Phevos, a tiger brought from Greece to a sanctuary east of San Diego amid international concern that it was being neglected at a zoo outside Athens, has died.
The 17-year-old male tiger was euthanized after weeks of a slow, painful decline that veterinarians at the Lions Tigers & Bears sanctuary in Alpine were unable to arrest, according to a statement released Friday.
"He had progressively shown signs of pain and became increasingly withdrawn from his normal interests and activities," said Jane Meier, the sanctuary's lead veterinarian. "His appetite had steadily decreased, making our abilities to provide pain medication difficult."

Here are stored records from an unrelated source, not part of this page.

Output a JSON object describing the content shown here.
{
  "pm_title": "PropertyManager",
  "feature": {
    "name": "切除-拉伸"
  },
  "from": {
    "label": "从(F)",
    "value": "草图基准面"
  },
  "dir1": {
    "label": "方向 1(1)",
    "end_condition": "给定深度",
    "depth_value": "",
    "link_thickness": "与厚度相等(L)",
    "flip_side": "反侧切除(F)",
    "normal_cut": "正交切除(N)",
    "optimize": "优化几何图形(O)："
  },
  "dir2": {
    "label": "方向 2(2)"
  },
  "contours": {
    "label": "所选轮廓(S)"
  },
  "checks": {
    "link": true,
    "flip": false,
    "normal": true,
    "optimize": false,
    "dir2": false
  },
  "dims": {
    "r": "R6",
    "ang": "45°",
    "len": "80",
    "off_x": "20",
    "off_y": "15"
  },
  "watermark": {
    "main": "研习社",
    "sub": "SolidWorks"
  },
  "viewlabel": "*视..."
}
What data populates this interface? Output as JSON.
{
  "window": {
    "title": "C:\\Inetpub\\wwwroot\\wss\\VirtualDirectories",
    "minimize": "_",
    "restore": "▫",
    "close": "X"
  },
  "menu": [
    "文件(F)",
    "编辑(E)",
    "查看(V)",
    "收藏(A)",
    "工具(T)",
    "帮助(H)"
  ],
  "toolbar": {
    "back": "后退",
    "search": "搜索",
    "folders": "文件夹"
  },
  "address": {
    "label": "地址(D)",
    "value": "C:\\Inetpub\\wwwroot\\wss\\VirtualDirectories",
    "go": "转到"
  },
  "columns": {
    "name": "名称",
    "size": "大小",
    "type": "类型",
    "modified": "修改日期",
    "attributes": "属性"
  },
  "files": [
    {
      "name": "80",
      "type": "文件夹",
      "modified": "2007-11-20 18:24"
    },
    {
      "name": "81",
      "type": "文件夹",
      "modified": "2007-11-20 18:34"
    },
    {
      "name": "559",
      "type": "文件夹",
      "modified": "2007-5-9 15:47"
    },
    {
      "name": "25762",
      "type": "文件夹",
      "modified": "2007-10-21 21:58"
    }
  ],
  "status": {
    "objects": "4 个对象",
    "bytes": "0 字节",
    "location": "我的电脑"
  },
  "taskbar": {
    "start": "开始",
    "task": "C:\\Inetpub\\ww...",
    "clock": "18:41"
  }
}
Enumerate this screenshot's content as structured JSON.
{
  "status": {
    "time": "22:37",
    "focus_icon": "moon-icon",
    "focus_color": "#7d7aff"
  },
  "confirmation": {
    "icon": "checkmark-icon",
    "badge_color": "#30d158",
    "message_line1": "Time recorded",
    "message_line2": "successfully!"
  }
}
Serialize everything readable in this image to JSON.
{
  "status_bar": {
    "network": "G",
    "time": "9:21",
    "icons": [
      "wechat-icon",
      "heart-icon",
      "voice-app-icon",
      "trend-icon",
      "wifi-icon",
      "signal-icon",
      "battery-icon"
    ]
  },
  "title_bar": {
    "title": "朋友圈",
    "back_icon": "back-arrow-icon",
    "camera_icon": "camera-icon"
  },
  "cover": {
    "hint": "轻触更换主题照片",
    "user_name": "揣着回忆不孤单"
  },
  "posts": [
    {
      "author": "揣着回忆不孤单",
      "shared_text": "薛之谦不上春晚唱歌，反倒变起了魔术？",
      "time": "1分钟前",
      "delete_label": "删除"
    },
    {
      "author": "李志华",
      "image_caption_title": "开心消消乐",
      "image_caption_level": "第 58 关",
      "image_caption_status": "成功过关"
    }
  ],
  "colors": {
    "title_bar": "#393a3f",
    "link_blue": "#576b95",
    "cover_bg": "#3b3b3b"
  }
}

Phevos was brought to Lions Tigers & Bears in December after an airlift that took 20 hours. The trip was financed by a British animal-care activist alarmed at reports of Phevos' condition and the death of another tiger at the same zoo.
The BBC, before the airlift, referred to Phevos as "the latest victim of Greece's economic crisis" because the government could not afford to provide adequate care at the zoo. The other tiger at the same zoo died of a wound on its paw that had gone untreated for months.
"This tiger has been living in deplorable conditions for years," Bobbi Brink, founder of Lions Tigers & Bears, said of Phevos upon his arrival in December.
Phevos and five other tigers had been part of a traveling circus from Italy when they were seized by Greek officials in 2002 because the circus lacked appropriate documentation.
The BBC story about Phevos was headlined, "The tiger who flew halfway across the world for a better life." The name Phevos comes from a kind of nickname for Apollo, the Greek god.
In announcing Phevos' death, Brink said this: "He fought a long and hard battle in this lifetime and had been through so much. I am honored to have been able to provide him with compassionate care."
A memorial for Phevos is scheduled for Oct. 3 at the sanctuary, 40 miles east of San Diego.